Pouco tempo depois, o jovem da Cidade de Deus foi morar com seu pai e sua madrasta na Paraíba, período em que relata não ter cumprido a medida porque sua documentação não teria sido transferida para o novo estado. Na Paraíba, retornou novamente à escola para cursar o sexto ano, mas não chegou a concluir o ano letivo, retornando ao Rio de Janeiro após seis meses.

Voltando para Sepetiba, o jovem da Cidade de Deus retomou o seu acompanhamento no CREAS e retornou à escola. O tempo em que passou estudando na Paraíba parece ter recuperado no jovem o apreço pela aprendizagem, fato notadamente marcado quando constatava que já havia aprendido muito dos conteúdos ministrados pelos professores da escola em Sepetiba: “Cheguei aqui “professor, isso daí eu já aprendi lá já” (...). Fazia uma prova surpresa, um teste, dez; matemática, nove; ciências, nove e meio, sete”.

Entretanto, outra mudança acabou por interromper a jornada escolar do jovem que, novamente, não conseguiu concluir o sexto ano do ensino fundamental. Após conseguir um emprego, o jovem decidiu morar com um tio no bairro de Inhoaíba, também na zona oeste do Rio de Janeiro, facilitando seu deslocamento até o trabalho e tornando inviável a conciliação com o horário escolar. Trabalhando como repositor em uma rede de supermercados, o jovem da Cidade de Deus cumpre cerca de doze horas diárias de trabalho, incluindo horas extras, tendo uma folga semanal e um domingo no mês para descanso.

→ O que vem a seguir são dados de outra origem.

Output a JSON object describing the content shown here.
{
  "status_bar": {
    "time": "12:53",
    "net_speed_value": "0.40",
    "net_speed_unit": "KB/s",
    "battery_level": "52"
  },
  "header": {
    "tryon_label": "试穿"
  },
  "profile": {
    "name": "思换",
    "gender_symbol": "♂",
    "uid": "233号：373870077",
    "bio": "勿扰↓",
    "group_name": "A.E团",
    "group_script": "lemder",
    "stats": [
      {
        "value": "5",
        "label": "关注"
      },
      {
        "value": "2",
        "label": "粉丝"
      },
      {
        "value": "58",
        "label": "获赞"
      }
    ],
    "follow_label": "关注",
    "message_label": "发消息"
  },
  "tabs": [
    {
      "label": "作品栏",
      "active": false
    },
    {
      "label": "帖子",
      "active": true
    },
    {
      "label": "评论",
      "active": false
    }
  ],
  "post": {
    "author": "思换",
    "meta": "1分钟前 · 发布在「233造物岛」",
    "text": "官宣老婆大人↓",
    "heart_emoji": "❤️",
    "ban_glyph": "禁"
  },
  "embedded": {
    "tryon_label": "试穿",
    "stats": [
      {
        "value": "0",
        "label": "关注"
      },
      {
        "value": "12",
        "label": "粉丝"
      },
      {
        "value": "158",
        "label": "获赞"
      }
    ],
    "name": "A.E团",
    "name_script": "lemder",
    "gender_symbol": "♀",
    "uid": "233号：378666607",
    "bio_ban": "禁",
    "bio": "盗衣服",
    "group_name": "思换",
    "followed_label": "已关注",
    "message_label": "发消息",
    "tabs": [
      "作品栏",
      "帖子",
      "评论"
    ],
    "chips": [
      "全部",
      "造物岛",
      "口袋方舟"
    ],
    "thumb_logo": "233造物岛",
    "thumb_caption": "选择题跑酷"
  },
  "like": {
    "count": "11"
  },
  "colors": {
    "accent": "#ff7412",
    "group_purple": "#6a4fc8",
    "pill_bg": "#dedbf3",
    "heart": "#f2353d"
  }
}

Em Inhoaíba, também conheceu sua esposa, com quem vive atualmente e ajuda na criação de sua enteada, demonstrando ter construído um forte vínculo afetivo por elas: “sempre que eu posso, eu tô ali perto, dando carinho, dando afeto, tento fazer o máximo pra que seja o melhor cara”. Ressalta, ainda, que se não fosse pela importância que atribui à esposa, talvez nem estivesse empregado. Ter alguém de quem precise “cuidar” parece ter sido fundamental para que o jovem construísse um senso de comprometimento com o próprio rumo: “Eu não estaria trabalhando, porque o cara não tem responsabilidade, não tem do que cuidar, ah, hoje em dia de repente eu estaria morando de aluguel, comprado uma moto, ou alguma coisa, e estaria por aí”.

Descarta, contudo, a hipótese de retornar à criminalidade. Afirma já ter passado por esse momento e não estar mais disposto, como antes, a morrer por um chefe de facção, manifestando uma aparente decepção por não ter sido retribuído com a mesma fidelidade na

ocasião em que foi tratado como traidor: “não vale nada, (...) você tá num negócio desse, você tá disposto a dar sua vida pela pessoa, e a pessoa do nada vai lá arruma alguma coisa pra você, e pra te matar”. Além disso, ressalta as vantagens da vida que tem hoje: “ter meu trabalho, minha paz que, chegar, poder ir em qualquer lugar, entendeu, chegar aqui, como eu tô agora, sentar e ninguém ter medo, ninguém pensar que eu vou cometer alguma coisa”.

O retorno à escola por vezes lhe surge como opção, ao constatar como a baixa escolaridade limita suas chances de obter melhores oportunidades de trabalho: “pra você arrumar um emprego hoje em dia, sem estudo, é precário, não tem uma flexibilidade de você chegar e ter uma oportunidade, entendeu, de uma coisa melhor? Se você não tem estudo, você não tem oportunidade”.

Entretanto, as dificuldades para conciliar o horário escolar com a jornada de trabalho no supermercado desestimulam o jovem da Cidade de Deus que se vê praticamente obrigado a optar por aquilo que garante a sua sobrevivência e a de sua família, evidenciando o profundo dilema que precisa enfrentar: “se você for estudar, e não trabalhar, quem vai te sustentar?”.